Part 42 (1/2)
”The gold tigers have hidden for centuries. We learned from our earlier ignorance. Now there are more of us than the black or the blue clans. We want you to be Master of Tigers, Jean-Claude. We need you to be, because if we do this we break with the Darkness that made us, and if she ever gains power again she will make us long for true death long before she gives it to us.”
”Why would you risk her anger to join with us?” I asked.
”She knows now what we did.”
”That it was her own beloved Harlequin who put her into that long-ago sleep,” Jean-Claude said.
He nodded.
”So the white tiger's myth is true,” I said.
”It is,” he said.
I raised eyebrows at that. Jade hadn't known that. I didn't think he read my mind, but he said, ”We heard how you divided master from servant with the lion and the Master of Chicago, and the two Vegas tigers from their queen and master. We knew that there was a chance that you would divide at least one of us from our masters. It was always one of the gifts of the Mother, to break all bonds and bind only to her.”
”Jade didn't know your whole plan,” I said.
”No, because then her master would have known, and we considered him corrupt.”
”Without Jade's energy to raise his level, you can kill him,” I said.
”We could not trust him.”
”You hoped we'd steal Jade from him and make him weak,” I said.
”Yes,” he said.
”And you wanted her free of him so that when he dies, she doesn't die with him,” I said.
”She has endured enough at his hands.
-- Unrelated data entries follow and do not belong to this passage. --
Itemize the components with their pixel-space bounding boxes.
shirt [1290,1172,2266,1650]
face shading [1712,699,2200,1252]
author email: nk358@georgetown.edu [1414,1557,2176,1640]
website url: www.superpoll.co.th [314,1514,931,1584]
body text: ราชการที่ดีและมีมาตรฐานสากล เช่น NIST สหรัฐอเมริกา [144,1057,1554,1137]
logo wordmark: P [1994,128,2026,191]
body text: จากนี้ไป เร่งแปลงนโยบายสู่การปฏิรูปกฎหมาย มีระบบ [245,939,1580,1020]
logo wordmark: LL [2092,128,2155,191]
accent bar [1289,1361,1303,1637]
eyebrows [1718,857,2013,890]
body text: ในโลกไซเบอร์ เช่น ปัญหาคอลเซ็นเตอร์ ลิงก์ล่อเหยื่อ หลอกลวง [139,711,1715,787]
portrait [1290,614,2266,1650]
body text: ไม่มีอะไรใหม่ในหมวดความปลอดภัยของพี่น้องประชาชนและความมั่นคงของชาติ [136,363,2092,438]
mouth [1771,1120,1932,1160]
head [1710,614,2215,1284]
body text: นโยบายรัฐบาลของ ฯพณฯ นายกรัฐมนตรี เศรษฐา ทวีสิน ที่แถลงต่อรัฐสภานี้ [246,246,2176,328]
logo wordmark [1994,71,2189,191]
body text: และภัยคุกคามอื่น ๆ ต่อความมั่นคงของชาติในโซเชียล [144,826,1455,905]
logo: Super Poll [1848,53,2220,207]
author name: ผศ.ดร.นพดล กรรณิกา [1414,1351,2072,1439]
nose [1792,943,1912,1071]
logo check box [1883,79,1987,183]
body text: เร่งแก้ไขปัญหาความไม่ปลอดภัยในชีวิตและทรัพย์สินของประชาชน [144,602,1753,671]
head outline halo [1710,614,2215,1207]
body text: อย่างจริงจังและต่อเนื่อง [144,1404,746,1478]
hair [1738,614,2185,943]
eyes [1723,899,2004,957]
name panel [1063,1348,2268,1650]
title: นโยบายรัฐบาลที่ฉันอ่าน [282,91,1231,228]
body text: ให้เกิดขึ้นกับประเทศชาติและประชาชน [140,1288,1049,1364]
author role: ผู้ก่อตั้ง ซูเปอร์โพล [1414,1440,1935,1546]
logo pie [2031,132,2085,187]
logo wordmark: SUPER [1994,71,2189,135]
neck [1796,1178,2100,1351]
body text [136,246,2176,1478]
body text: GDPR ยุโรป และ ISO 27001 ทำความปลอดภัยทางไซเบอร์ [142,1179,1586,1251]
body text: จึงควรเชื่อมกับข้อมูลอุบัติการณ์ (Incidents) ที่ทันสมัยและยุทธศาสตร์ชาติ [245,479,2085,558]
When we realized there was another vampire who could break her free of him, we moved to make it so.”
”She thought you did not see her suffering,” Jean-Claude said.
”We saw, but we could not free her from him.”
”You waited for another vampire to be created who could free her,” I said.
”Who could free us all,” he said.
I gave him the look that deserved. ”We're good, but we aren't the immortal Darkness.”
”You don't have to be. You just have to be able to cut bonds between master and servant, all servants, and that you can do, you have proved that.”
”What do you want of us?” Jean-Claude asked.
”So you would spare me and my master, even feeling the power you gain from each broken bond?”
”We have enough power,” I said.
He studied us. ”You have a great deal of power, but to do what we need, more would be better.”
”We'll find more,” Micah said.
He studied us all. ”You would spare me and my master, because he and I love each other. You would spare us for love,” he said.
I looked at Jean-Claude and my other men out of habit more than need. ”What else is there?” I asked.
He smiled up at us. It was almost a beatific smile, his face s.h.i.+ning with love close to adoration. I didn't think it was from looking at us. I thought he was more thinking of his master, his love. ”That is the answer we hoped for.”
”So you gambled centuries of happiness, your free will, and your very existence, on love?” I said.
He shrugged with his arms still bound behind his back, and the guards still heavy on his shoulders. ”As you said, is there really anything else worth gambling everything for?”